A steering group was also created which meets monthly to manage the project and decide how funding will be spent and comprises  a range of partners including the two councils, local wildlife trusts, Natural England, Environment Agency, RSPB, 3Keel consultants, University of Birmingham, Canal and River Trust and Dudley Council/Black Country UNESCO Global Geopark.

The steering group has informed the creation and funding of various schemes under the broader Purple Horizons project. For example, volunteers have been working alongside the council on Shire Oak Park to restore natural heathlands on the former quarry.

Lichfield District Council is also using developer contributions from Biodiversity Offsetting to restore heathland sites within the District and the Purple Horizons project area, to secure their future as a link in the heathland network across the Midlands.

Challenges and solutions

Community engagement

A challenge with the project has been engaging with local communities and highlighting the benefits of the project to them. To do this, Walsall Council used a portion of the initial £200,000 funding to work with local communities. This was carried out by the Birmingham and the Black Country Wildlife Trust at Tuners Wood through their community / education outreach programmes to educate and encourage young people to get involved with the nature recovery project. For example, tree and hedge planting has been underway at Turner’s Wood involving local schoolchildren.

Stakeholder engagement

A second challenge to the project is recognising how important private landowners are to the nature restoration and the linking of the two nature reserves. This is because a significant amount of land in Lichfield under the Purple Horizons project is owned by farmers and used for agriculture.

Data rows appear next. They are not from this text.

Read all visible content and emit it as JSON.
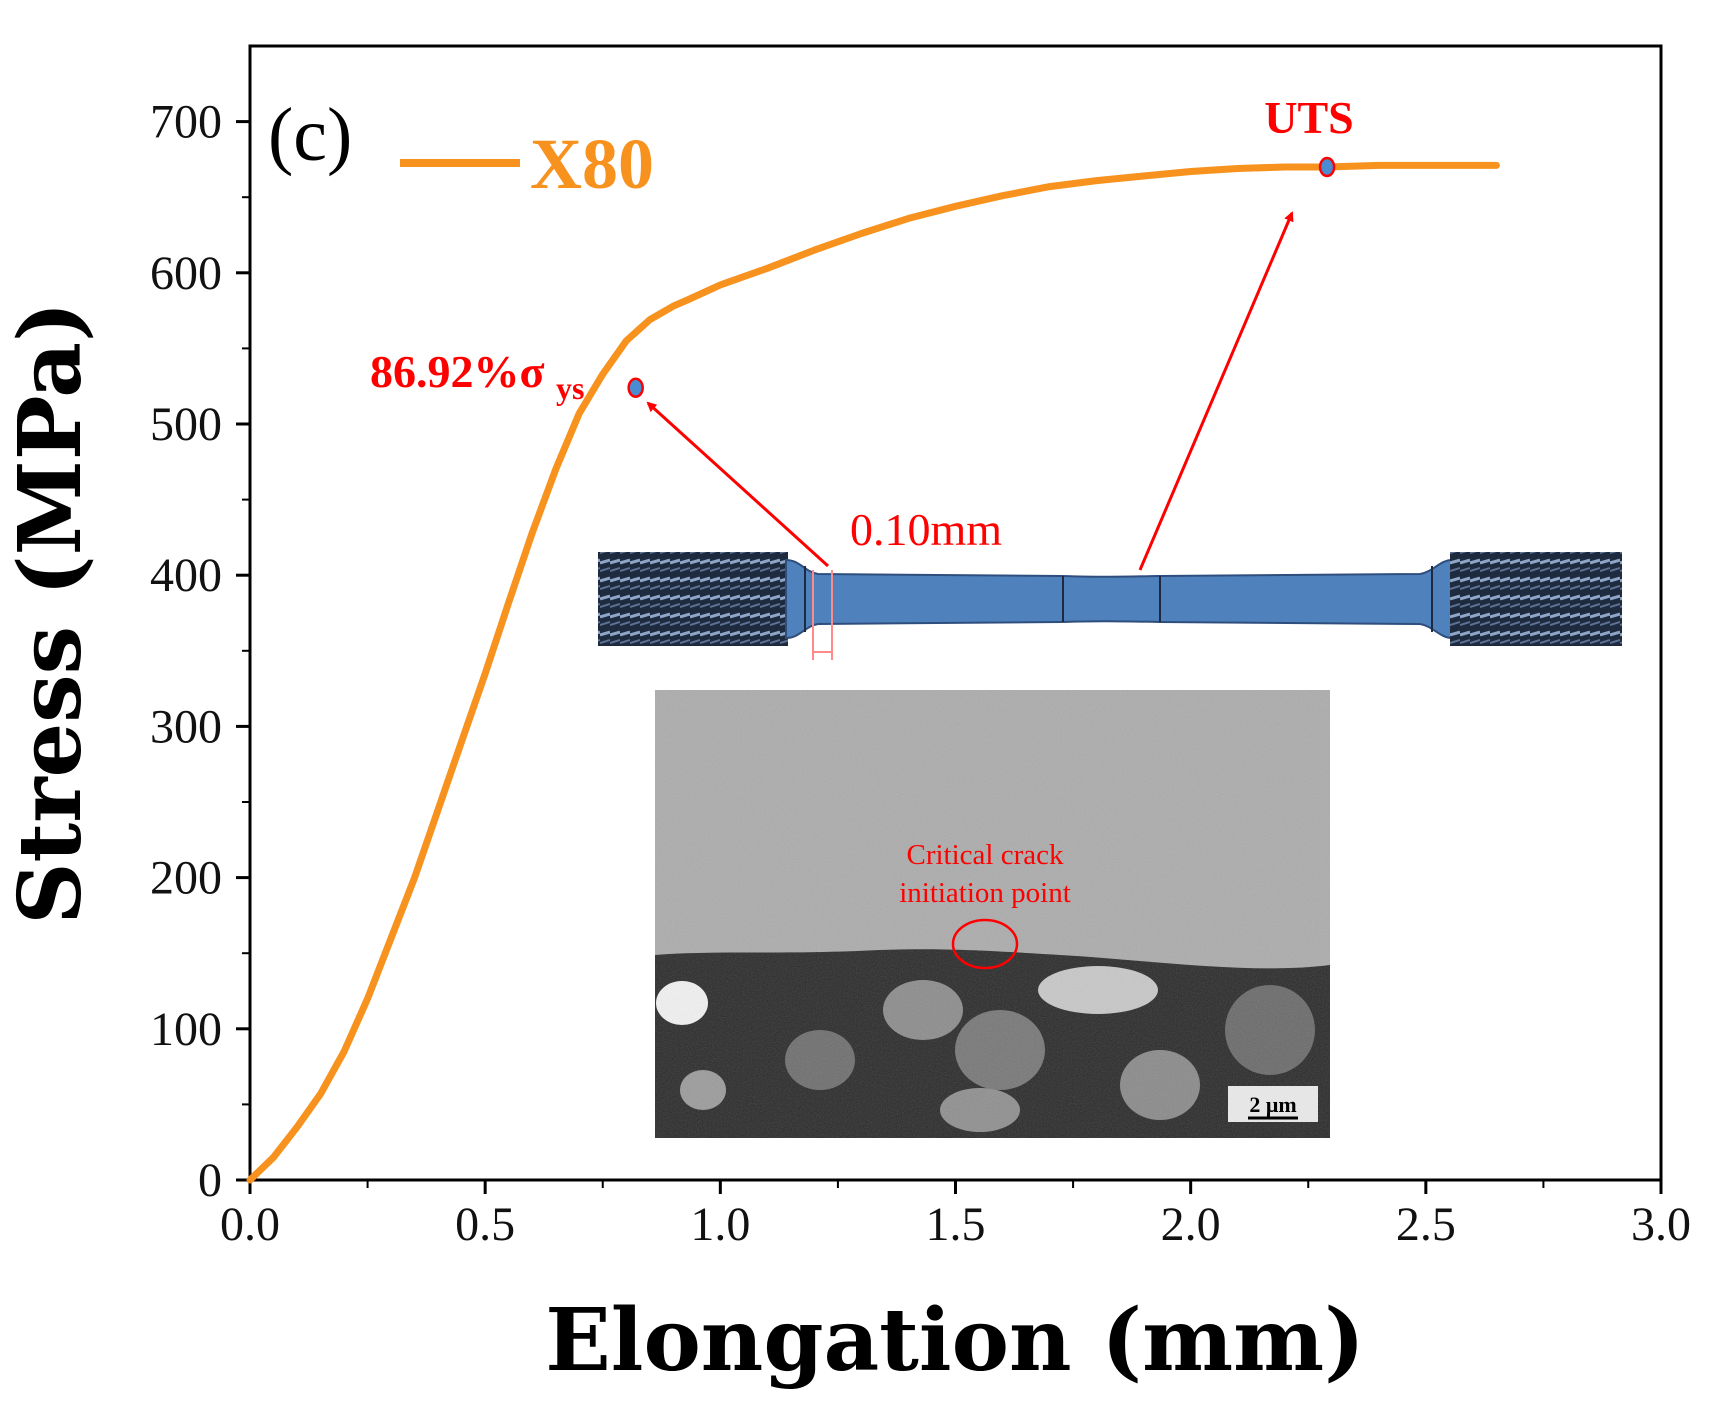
{
  "panel_label": "(c)",
  "colors": {
    "curve": "#F7921E",
    "annotation": "#FF0000",
    "specimen": "#4F81BD",
    "specimen_dark": "#1E2A3E",
    "marker_fill": "#4A8CD2"
  },
  "annotations": {
    "uts_label": "UTS",
    "yield_label_main": "86.92%σ",
    "yield_label_sub": "ys",
    "dimension_label": "0.10mm",
    "crack_label_line1": "Critical crack",
    "crack_label_line2": "initiation point",
    "scale_bar_label": "2 μm"
  },
  "chart_data": {
    "type": "line",
    "title": "",
    "xlabel": "Elongation (mm)",
    "ylabel": "Stress (MPa)",
    "xlim": [
      0,
      3.0
    ],
    "ylim": [
      0,
      750
    ],
    "xticks": [
      0.0,
      0.5,
      1.0,
      1.5,
      2.0,
      2.5,
      3.0
    ],
    "xtick_labels": [
      "0.0",
      "0.5",
      "1.0",
      "1.5",
      "2.0",
      "2.5",
      "3.0"
    ],
    "yticks": [
      0,
      100,
      200,
      300,
      400,
      500,
      600,
      700
    ],
    "ytick_labels": [
      "0",
      "100",
      "200",
      "300",
      "400",
      "500",
      "600",
      "700"
    ],
    "legend": {
      "position": "top-left",
      "entries": [
        "X80"
      ]
    },
    "series": [
      {
        "name": "X80",
        "x": [
          0,
          0.05,
          0.1,
          0.15,
          0.2,
          0.25,
          0.3,
          0.35,
          0.4,
          0.45,
          0.5,
          0.55,
          0.6,
          0.65,
          0.7,
          0.75,
          0.8,
          0.85,
          0.9,
          0.93,
          1.0,
          1.1,
          1.2,
          1.3,
          1.4,
          1.5,
          1.6,
          1.7,
          1.8,
          1.9,
          2.0,
          2.1,
          2.2,
          2.29,
          2.4,
          2.5,
          2.6,
          2.65
        ],
        "values": [
          0,
          15,
          35,
          57,
          85,
          120,
          160,
          200,
          245,
          290,
          335,
          382,
          428,
          470,
          507,
          533,
          555,
          569,
          578,
          582,
          592,
          603,
          615,
          626,
          636,
          644,
          651,
          657,
          661,
          664,
          667,
          669,
          670,
          670,
          671,
          671,
          671,
          671
        ]
      }
    ],
    "points": [
      {
        "label": "86.92%σys",
        "x": 0.82,
        "y": 524
      },
      {
        "label": "UTS",
        "x": 2.29,
        "y": 670
      }
    ]
  }
}
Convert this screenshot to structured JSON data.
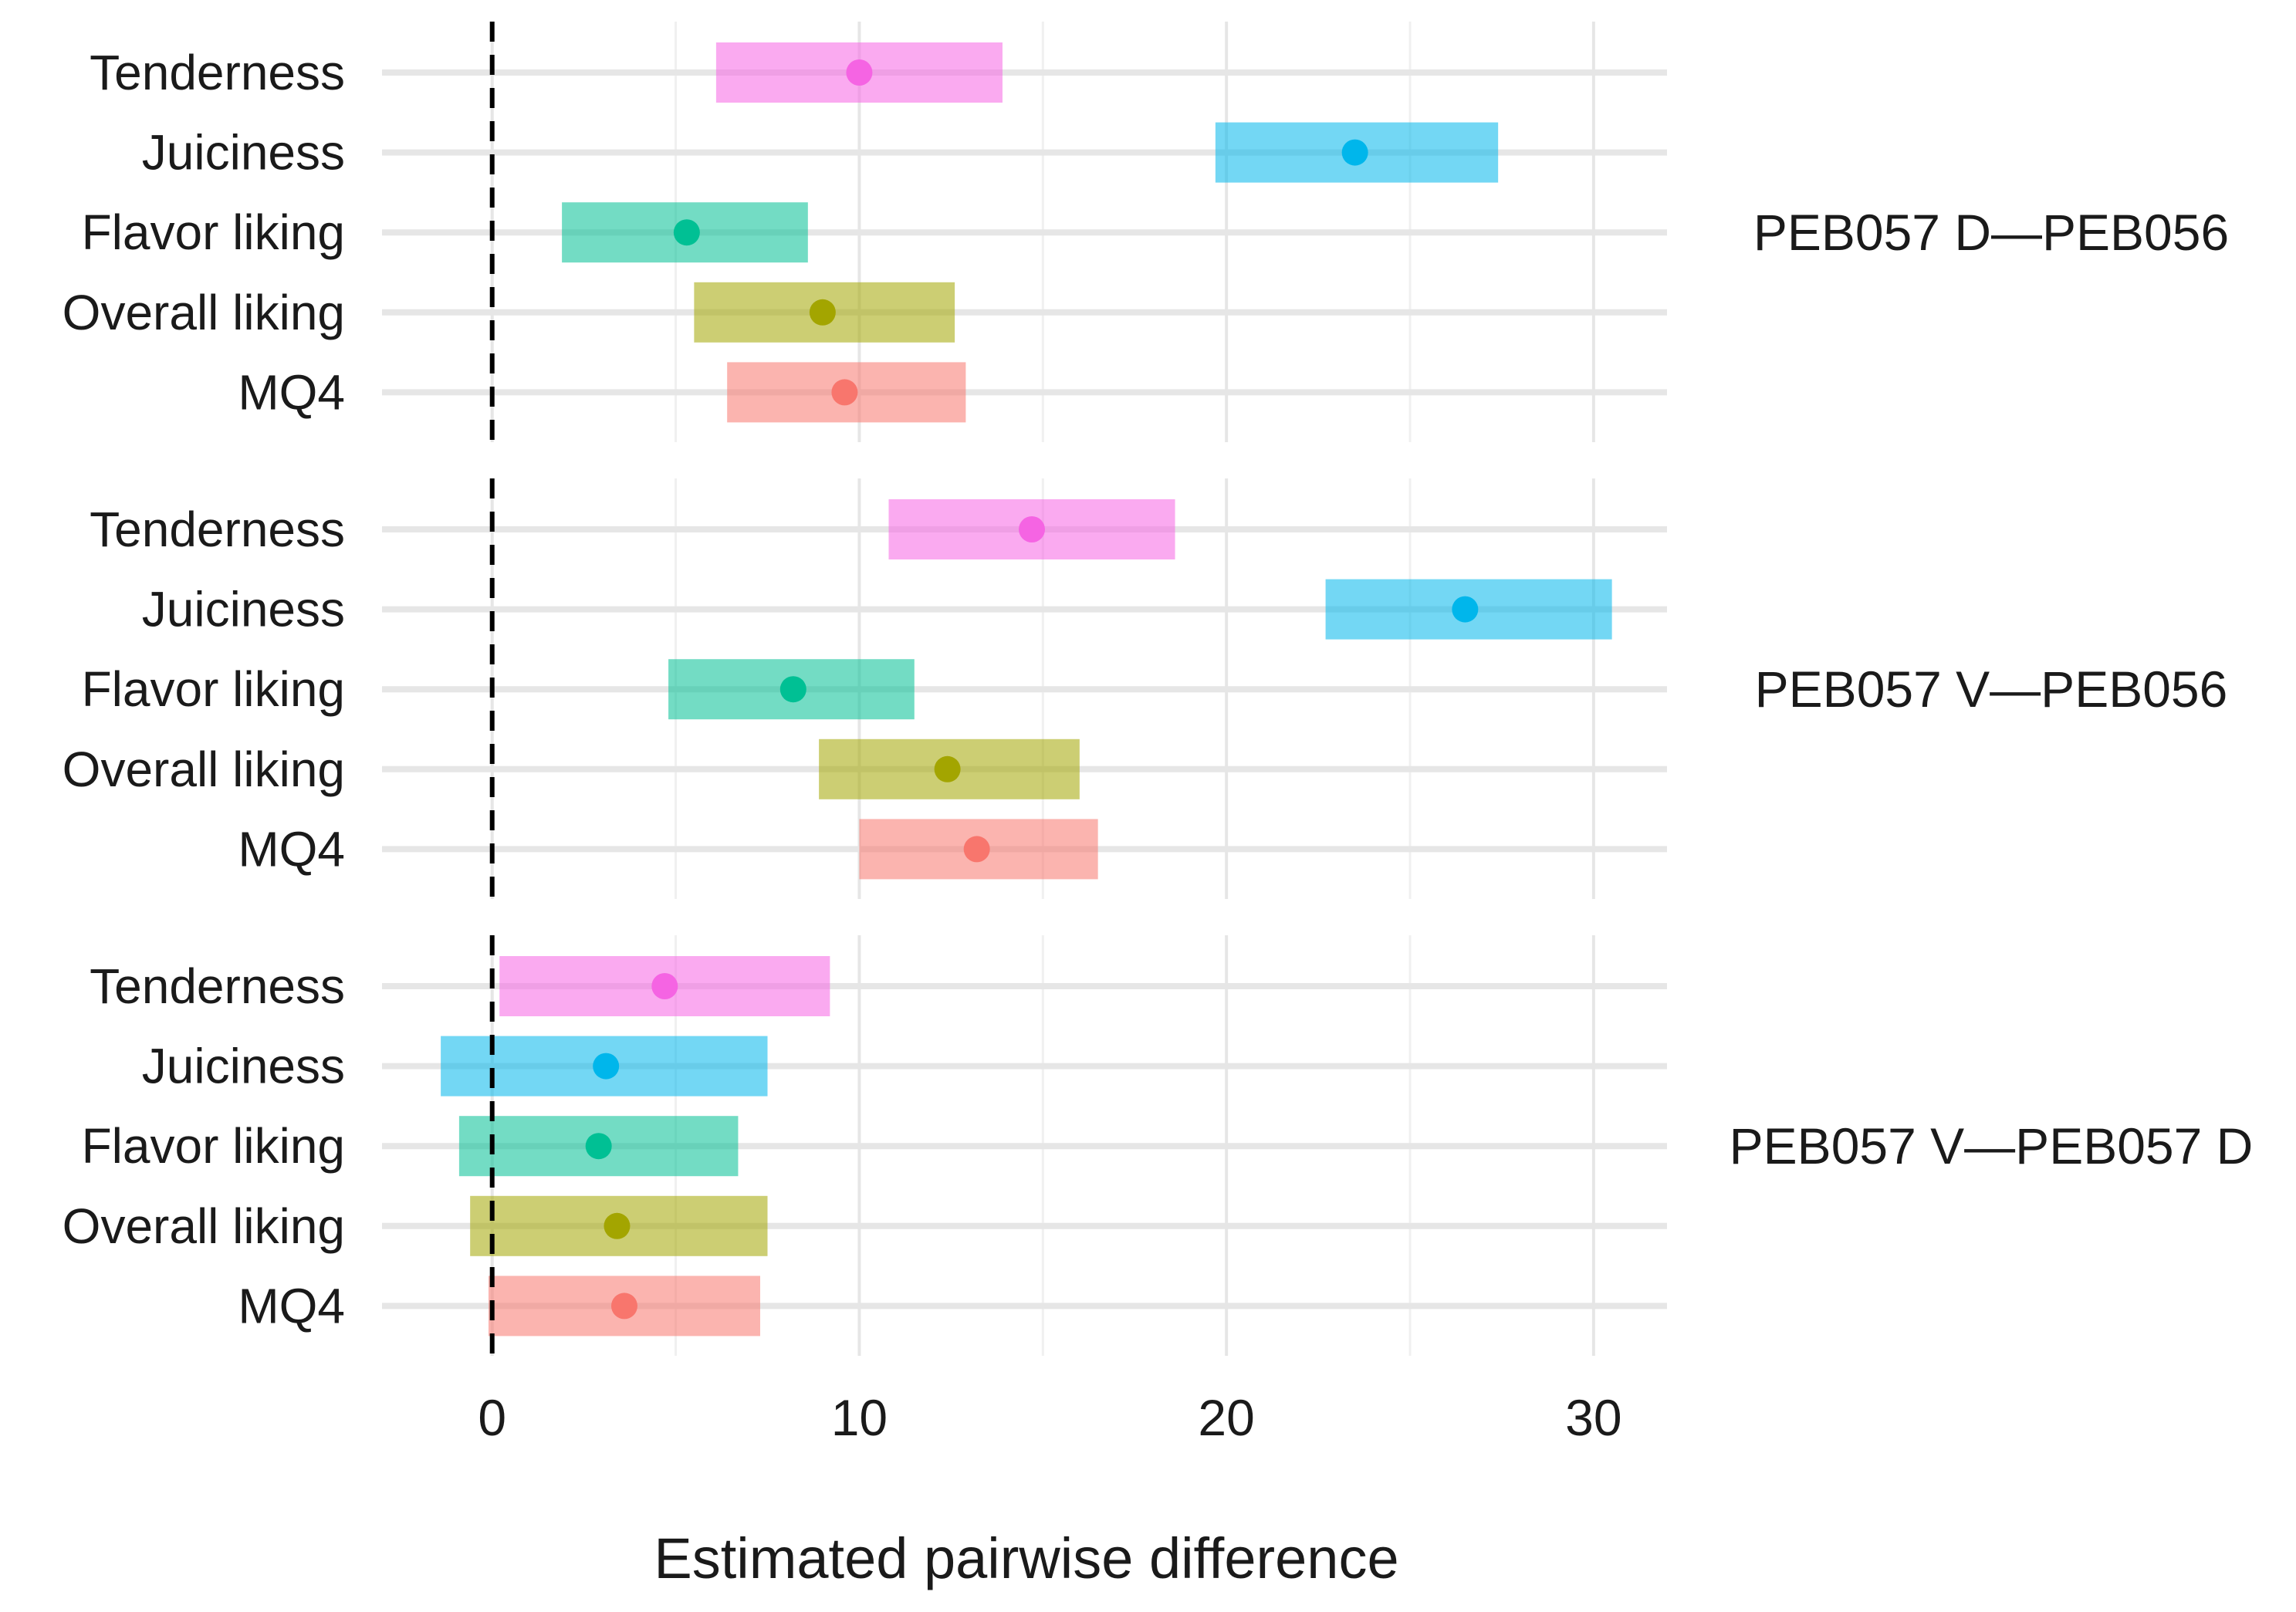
{
  "chart_data": {
    "type": "interval",
    "xlabel": "Estimated pairwise difference",
    "xlim": [
      -3,
      32
    ],
    "xticks": [
      0,
      10,
      20,
      30
    ],
    "reference_line": 0,
    "grid": true,
    "categories": [
      "Tenderness",
      "Juiciness",
      "Flavor liking",
      "Overall liking",
      "MQ4"
    ],
    "category_colors": {
      "Tenderness": "#F564E3",
      "Juiciness": "#00B6EB",
      "Flavor liking": "#00C094",
      "Overall liking": "#A3A500",
      "MQ4": "#F8766D"
    },
    "panels": [
      {
        "label": "PEB057 D—PEB056",
        "estimates": [
          {
            "category": "Tenderness",
            "estimate": 10.0,
            "lower": 6.1,
            "upper": 13.9
          },
          {
            "category": "Juiciness",
            "estimate": 23.5,
            "lower": 19.7,
            "upper": 27.4
          },
          {
            "category": "Flavor liking",
            "estimate": 5.3,
            "lower": 1.9,
            "upper": 8.6
          },
          {
            "category": "Overall liking",
            "estimate": 9.0,
            "lower": 5.5,
            "upper": 12.6
          },
          {
            "category": "MQ4",
            "estimate": 9.6,
            "lower": 6.4,
            "upper": 12.9
          }
        ]
      },
      {
        "label": "PEB057 V—PEB056",
        "estimates": [
          {
            "category": "Tenderness",
            "estimate": 14.7,
            "lower": 10.8,
            "upper": 18.6
          },
          {
            "category": "Juiciness",
            "estimate": 26.5,
            "lower": 22.7,
            "upper": 30.5
          },
          {
            "category": "Flavor liking",
            "estimate": 8.2,
            "lower": 4.8,
            "upper": 11.5
          },
          {
            "category": "Overall liking",
            "estimate": 12.4,
            "lower": 8.9,
            "upper": 16.0
          },
          {
            "category": "MQ4",
            "estimate": 13.2,
            "lower": 10.0,
            "upper": 16.5
          }
        ]
      },
      {
        "label": "PEB057 V—PEB057 D",
        "estimates": [
          {
            "category": "Tenderness",
            "estimate": 4.7,
            "lower": 0.2,
            "upper": 9.2
          },
          {
            "category": "Juiciness",
            "estimate": 3.1,
            "lower": -1.4,
            "upper": 7.5
          },
          {
            "category": "Flavor liking",
            "estimate": 2.9,
            "lower": -0.9,
            "upper": 6.7
          },
          {
            "category": "Overall liking",
            "estimate": 3.4,
            "lower": -0.6,
            "upper": 7.5
          },
          {
            "category": "MQ4",
            "estimate": 3.6,
            "lower": -0.1,
            "upper": 7.3
          }
        ]
      }
    ]
  }
}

As part of the Green Finance analysis work landowners were interviewed to understand their experience of delivering environmental outcomes, their willingness to provide nature-based solutions, and identify opportunities and blockers to delivery. Further stakeholder engagement is currently underway with an additional £40,000 of project funding ringfenced to engage with local communities and landowners.

Advice for other local authorities

Ultimately, Lichfield and Walsall feel the project has been beneficial to their councils and local communities. Walsall Council feel that working on a large-scale project has led to greater member attention on the importance of nature recovery projects across the district. For example, the separate re-wilding project in the Council has now been included as part of their budget proposals. At Lichfield District Council, biodiversity and nature recovery has become a priority for the Council and a key consideration for member decisions.

It is likely that there will be more funding coming forward so a key piece of advice is to have plans ready. Walsall Council were fortunate that they had been working on restoring heathlands in the Borough for the last 20 years, so they had a head start and knew what was required to carry out the works. The project will also help landowners and local authorities prepare to grasp the funding and opportunity that mandatory Biodiversity Net Gain will bring.


Purple Horizons recently received recognition for its nature recovery work, winning the Public Sector award at the West Midlands Combined Authority Natural Environment Awards. Julie Button, Natural England’s Project Manager for the Purple Horizons Nature Recovery Project, said:

"We are very proud the Purple Horizons Nature Recovery Project work has been recognised with this important award. We are working with a range of partners, landowners and communities to deliver resilience for nature and an environment where people’s health and wellbeing can thrive on the edge of the West Midlands urban fringe.”

“The Purple Horizons Nature Recovery Project is about delivering a great place for nature and people to thrive while tackling the adaptations and mitigation needed for climate change.”